Class: Toolchest::OauthAccessToken

Inherits:

ActiveRecord::Base

• Object
• ActiveRecord::Base
• Toolchest::OauthAccessToken

Defined in:

app/models/toolchest/oauth_access_token.rb

Class Method Summary

• .create_for(application:, resource_owner_id:, scopes:, mount_key: "default", expires_in: 7200) ⇒ Object
• .find_by_refresh_token(raw_refresh, mount_key: nil) ⇒ Object

  See find_by_token for timing safety rationale.

• .find_by_token(raw_token, mount_key: nil) ⇒ Object

  Timing-safe by design: we hash the raw token before lookup, so the database comparison runs against the hash (which the attacker doesn’t know).

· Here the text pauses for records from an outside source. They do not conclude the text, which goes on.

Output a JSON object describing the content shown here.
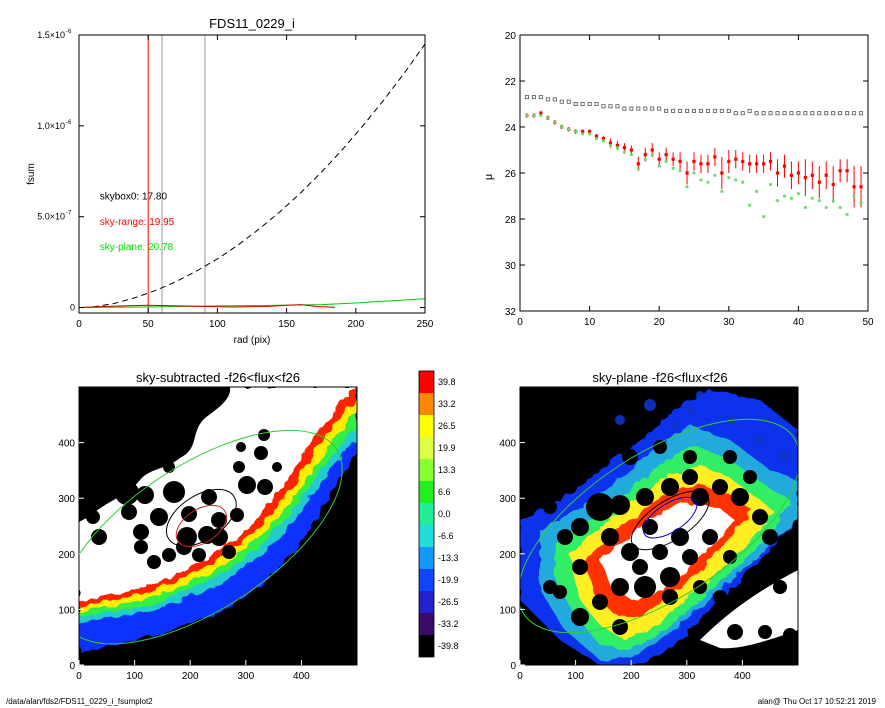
{
  "footer": {
    "path": "/data/alan/fds2/FDS11_0229_i_fsumplot2",
    "stamp": "alan@  Thu Oct 17 10:52:21 2019"
  },
  "chart_data": [
    {
      "type": "line",
      "title": "FDS11_0229_i",
      "xlabel": "rad (pix)",
      "ylabel": "fsum",
      "xlim": [
        0,
        250
      ],
      "ylim": [
        -3e-08,
        1.5e-06
      ],
      "x_ticks": [
        "0",
        "50",
        "100",
        "150",
        "200",
        "250"
      ],
      "y_ticks": [
        {
          "value": 0,
          "mantissa": "0",
          "exp": ""
        },
        {
          "value": 5e-07,
          "mantissa": "5.0×10",
          "exp": "-7"
        },
        {
          "value": 1e-06,
          "mantissa": "1.0×10",
          "exp": "-6"
        },
        {
          "value": 1.5e-06,
          "mantissa": "1.5×10",
          "exp": "-6"
        }
      ],
      "vlines": [
        {
          "x": 50,
          "color": "#ff0000"
        },
        {
          "x": 60,
          "color": "#999999"
        },
        {
          "x": 91,
          "color": "#999999"
        }
      ],
      "series": [
        {
          "style": "dashed",
          "color": "#000000",
          "x": [
            10,
            25,
            40,
            55,
            70,
            85,
            100,
            115,
            130,
            145,
            160,
            175,
            190,
            205,
            220,
            235,
            250
          ],
          "y": [
            3e-09,
            2.2e-08,
            5.3e-08,
            9.3e-08,
            1.42e-07,
            2.01e-07,
            2.68e-07,
            3.45e-07,
            4.31e-07,
            5.26e-07,
            6.3e-07,
            7.44e-07,
            8.67e-07,
            9.99e-07,
            1.14e-06,
            1.29e-06,
            1.45e-06
          ]
        },
        {
          "style": "solid",
          "color": "#00cc00",
          "x": [
            0,
            50,
            100,
            140,
            175,
            200,
            220,
            250
          ],
          "y": [
            0,
            3e-09,
            9e-09,
            1.2e-08,
            1.6e-08,
            2.5e-08,
            3.5e-08,
            4.8e-08
          ]
        },
        {
          "style": "solid",
          "color": "#cc0000",
          "x": [
            0,
            25,
            50,
            80,
            110,
            135,
            150,
            160,
            172,
            185
          ],
          "y": [
            0,
            8e-09,
            1.3e-08,
            8e-09,
            3e-09,
            6e-09,
            1.3e-08,
            1.6e-08,
            6e-09,
            1e-09
          ]
        }
      ],
      "annotations": [
        {
          "text": "skybox0: 17.80",
          "color": "#000000",
          "x": 15,
          "y": 5.95e-07
        },
        {
          "text": "sky-range: 19.95",
          "color": "#ff0000",
          "x": 15,
          "y": 4.55e-07
        },
        {
          "text": "sky-plane: 20.78",
          "color": "#00dd00",
          "x": 15,
          "y": 3.18e-07
        }
      ]
    },
    {
      "type": "scatter",
      "xlim": [
        0,
        50
      ],
      "ylim": [
        20,
        32
      ],
      "y_reversed": true,
      "x_ticks": [
        "0",
        "10",
        "20",
        "30",
        "40",
        "50"
      ],
      "y_ticks": [
        "20",
        "22",
        "24",
        "26",
        "28",
        "30",
        "32"
      ],
      "ylabel": "μ",
      "series": [
        {
          "marker": "open-square",
          "color": "#555555",
          "x": [
            1,
            2,
            3,
            4,
            5,
            6,
            7,
            8,
            9,
            10,
            11,
            12,
            13,
            14,
            15,
            16,
            17,
            18,
            19,
            20,
            21,
            22,
            23,
            24,
            25,
            26,
            27,
            28,
            29,
            30,
            31,
            32,
            33,
            34,
            35,
            36,
            37,
            38,
            39,
            40,
            41,
            42,
            43,
            44,
            45,
            46,
            47,
            48,
            49
          ],
          "y": [
            22.7,
            22.7,
            22.7,
            22.8,
            22.8,
            22.9,
            22.9,
            23.0,
            23.0,
            23.0,
            23.0,
            23.1,
            23.1,
            23.1,
            23.2,
            23.2,
            23.2,
            23.2,
            23.2,
            23.2,
            23.3,
            23.3,
            23.3,
            23.3,
            23.3,
            23.3,
            23.3,
            23.3,
            23.3,
            23.3,
            23.4,
            23.4,
            23.3,
            23.4,
            23.4,
            23.4,
            23.4,
            23.4,
            23.4,
            23.4,
            23.4,
            23.4,
            23.4,
            23.4,
            23.4,
            23.4,
            23.4,
            23.4,
            23.4
          ]
        },
        {
          "marker": "filled-square-errorbar",
          "color": "#ff0000",
          "x": [
            1,
            2,
            3,
            4,
            5,
            6,
            7,
            8,
            9,
            10,
            11,
            12,
            13,
            14,
            15,
            16,
            17,
            18,
            19,
            20,
            21,
            22,
            23,
            24,
            25,
            26,
            27,
            28,
            29,
            30,
            31,
            32,
            33,
            34,
            35,
            36,
            37,
            38,
            39,
            40,
            41,
            42,
            43,
            44,
            45,
            46,
            47,
            48,
            49
          ],
          "y": [
            23.5,
            23.5,
            23.4,
            23.6,
            23.8,
            24.0,
            24.1,
            24.2,
            24.2,
            24.2,
            24.4,
            24.5,
            24.7,
            24.8,
            24.9,
            25.0,
            25.6,
            25.2,
            25.0,
            25.4,
            25.2,
            25.4,
            25.5,
            26.0,
            25.5,
            25.6,
            25.6,
            25.3,
            26.0,
            25.5,
            25.4,
            25.5,
            25.6,
            25.6,
            25.6,
            25.5,
            26.0,
            25.7,
            26.1,
            26.0,
            26.2,
            26.1,
            26.4,
            26.1,
            26.5,
            25.9,
            25.9,
            26.6,
            26.6
          ],
          "err": [
            0.1,
            0.1,
            0.1,
            0.1,
            0.1,
            0.1,
            0.1,
            0.1,
            0.1,
            0.1,
            0.1,
            0.1,
            0.2,
            0.2,
            0.2,
            0.2,
            0.3,
            0.3,
            0.3,
            0.3,
            0.3,
            0.3,
            0.4,
            0.5,
            0.4,
            0.4,
            0.4,
            0.4,
            0.7,
            0.5,
            0.4,
            0.4,
            0.4,
            0.4,
            0.4,
            0.4,
            0.6,
            0.5,
            0.6,
            0.5,
            0.8,
            0.6,
            0.7,
            0.6,
            0.8,
            0.5,
            0.5,
            0.9,
            0.9
          ]
        },
        {
          "marker": "filled-square",
          "color": "#66dd66",
          "x": [
            1,
            2,
            3,
            4,
            5,
            6,
            7,
            8,
            9,
            10,
            11,
            12,
            13,
            14,
            15,
            16,
            17,
            18,
            19,
            20,
            21,
            22,
            23,
            24,
            25,
            26,
            27,
            28,
            29,
            30,
            31,
            32,
            33,
            34,
            35,
            36,
            37,
            38,
            39,
            40,
            41,
            42,
            43,
            44,
            45,
            46,
            47,
            48,
            49
          ],
          "y": [
            23.5,
            23.5,
            23.5,
            23.6,
            23.8,
            24.0,
            24.1,
            24.2,
            24.3,
            24.3,
            24.5,
            24.6,
            24.8,
            24.9,
            25.1,
            25.2,
            25.8,
            25.4,
            25.2,
            25.7,
            25.5,
            25.8,
            25.9,
            26.6,
            26.0,
            26.3,
            26.4,
            26.1,
            26.8,
            26.2,
            26.3,
            26.4,
            27.4,
            26.8,
            27.9,
            26.5,
            27.2,
            27.0,
            27.1,
            26.9,
            27.5,
            27.1,
            27.2,
            27.5,
            27.2,
            27.5,
            27.8,
            27.0,
            27.3
          ]
        }
      ]
    },
    {
      "type": "heatmap",
      "title": "sky-subtracted -f26<flux<f26",
      "xlim": [
        0,
        500
      ],
      "ylim": [
        0,
        500
      ],
      "x_ticks": [
        "0",
        "100",
        "200",
        "300",
        "400"
      ],
      "y_ticks": [
        "0",
        "100",
        "200",
        "300",
        "400"
      ],
      "ellipses": [
        {
          "cx": 220,
          "cy": 230,
          "rx": 290,
          "ry": 130,
          "angle": -33,
          "color": "#33cc33"
        },
        {
          "cx": 220,
          "cy": 265,
          "rx": 70,
          "ry": 40,
          "angle": -33,
          "color": "#000000"
        },
        {
          "cx": 220,
          "cy": 250,
          "rx": 50,
          "ry": 30,
          "angle": -33,
          "color": "#cc2222"
        }
      ]
    },
    {
      "type": "heatmap",
      "title": "sky-plane -f26<flux<f26",
      "xlim": [
        0,
        500
      ],
      "ylim": [
        0,
        500
      ],
      "x_ticks": [
        "0",
        "100",
        "200",
        "300",
        "400"
      ],
      "y_ticks": [
        "0",
        "100",
        "200",
        "300",
        "400"
      ],
      "ellipses": [
        {
          "cx": 250,
          "cy": 250,
          "rx": 290,
          "ry": 130,
          "angle": -33,
          "color": "#33cc33"
        },
        {
          "cx": 270,
          "cy": 260,
          "rx": 80,
          "ry": 35,
          "angle": -33,
          "color": "#000000"
        },
        {
          "cx": 270,
          "cy": 265,
          "rx": 55,
          "ry": 25,
          "angle": -33,
          "color": "#0000cc"
        }
      ]
    }
  ],
  "colorbar": {
    "labels": [
      "39.8",
      "33.2",
      "26.5",
      "19.9",
      "13.3",
      "6.6",
      "0.0",
      "-6.6",
      "-13.3",
      "-19.9",
      "-26.5",
      "-33.2",
      "-39.8"
    ],
    "colors": [
      "#ff0000",
      "#ff8800",
      "#ffff00",
      "#ddff44",
      "#88ff33",
      "#22ee22",
      "#22ee99",
      "#22dddd",
      "#1199ff",
      "#1144ff",
      "#2222cc",
      "#3a0a66",
      "#000000"
    ]
  }
}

• .revoke_all_for(application, resource_owner_id) ⇒ Object

Instance Method Summary

• #accessible? ⇒ Boolean
• #expired? ⇒ Boolean
• #raw_refresh_token ⇒ Object
• #raw_token ⇒ Object
• #revoke! ⇒ Object
• #revoked? ⇒ Boolean
• #scopes_array ⇒ Object

Class Method Details

.create_for(application:, resource_owner_id:, scopes:, mount_key: "default", expires_in: 7200) ⇒ Object

# File 'app/models/toolchest/oauth_access_token.rb', line 31

def create_for(application:, resource_owner_id:, scopes:, mount_key: "default", expires_in: 7200)
  raw_token = SecureRandom.urlsafe_base64(32)
  raw_refresh = SecureRandom.urlsafe_base64(32)

  token = create!(
    application: application,
    resource_owner_id: resource_owner_id,
    token: Digest::SHA256.hexdigest(raw_token),
    refresh_token: Digest::SHA256.hexdigest(raw_refresh),
    scopes: scopes,
    mount_key: mount_key,
    expires_at: expires_in ? Time.current + expires_in.seconds : nil
  )

  token.instance_variable_set(:@raw_token, raw_token)
  token.instance_variable_set(:@raw_refresh_token, raw_refresh)
  token
end

.find_by_refresh_token(raw_refresh, mount_key: nil) ⇒ Object

See find_by_token for timing safety rationale.

# File 'app/models/toolchest/oauth_access_token.rb', line 60

def find_by_refresh_token(raw_refresh, mount_key: nil)
  scope = active.where(refresh_token: Digest::SHA256.hexdigest(raw_refresh))
  scope = scope.where(mount_key: mount_key) if mount_key
  scope.first
end

.find_by_token(raw_token, mount_key: nil) ⇒ Object

Timing-safe by design: we hash the raw token before lookup, so the database comparison runs against the hash (which the attacker doesn’t know). No constant-time comparison needed here.

# File 'app/models/toolchest/oauth_access_token.rb', line 53

def find_by_token(raw_token, mount_key: nil)
  scope = active.where(token: Digest::SHA256.hexdigest(raw_token))
  scope = scope.where(mount_key: mount_key) if mount_key
  scope.first
end

.revoke_all_for(application, resource_owner_id) ⇒ Object

# File 'app/models/toolchest/oauth_access_token.rb', line 26

def revoke_all_for(application, resource_owner_id)
  where(application: application, resource_owner_id: resource_owner_id.to_s, revoked_at: nil)
    .update_all(revoked_at: Time.current)
end

Instance Method Details

#accessible? ⇒ Boolean

Returns:

• (Boolean)

# File 'app/models/toolchest/oauth_access_token.rb', line 21

def accessible? = !revoked? && !expired?

#expired? ⇒ Boolean

Returns:

• (Boolean)

# File 'app/models/toolchest/oauth_access_token.rb', line 15

def expired? = expires_at.present? && expires_at < Time.current

#raw_refresh_token ⇒ Object

# File 'app/models/toolchest/oauth_access_token.rb', line 69

def raw_refresh_token = @raw_refresh_token

#raw_token ⇒ Object

# File 'app/models/toolchest/oauth_access_token.rb', line 67

def raw_token = @raw_token

#revoke! ⇒ Object

# File 'app/models/toolchest/oauth_access_token.rb', line 19

def revoke! = update!(revoked_at: Time.current)

#revoked? ⇒ Boolean

Returns:

• (Boolean)

# File 'app/models/toolchest/oauth_access_token.rb', line 17

def revoked? = revoked_at.present?

#scopes_array ⇒ Object

# File 'app/models/toolchest/oauth_access_token.rb', line 23

def scopes_array = (scopes || "").split(" ").reject(&:empty?)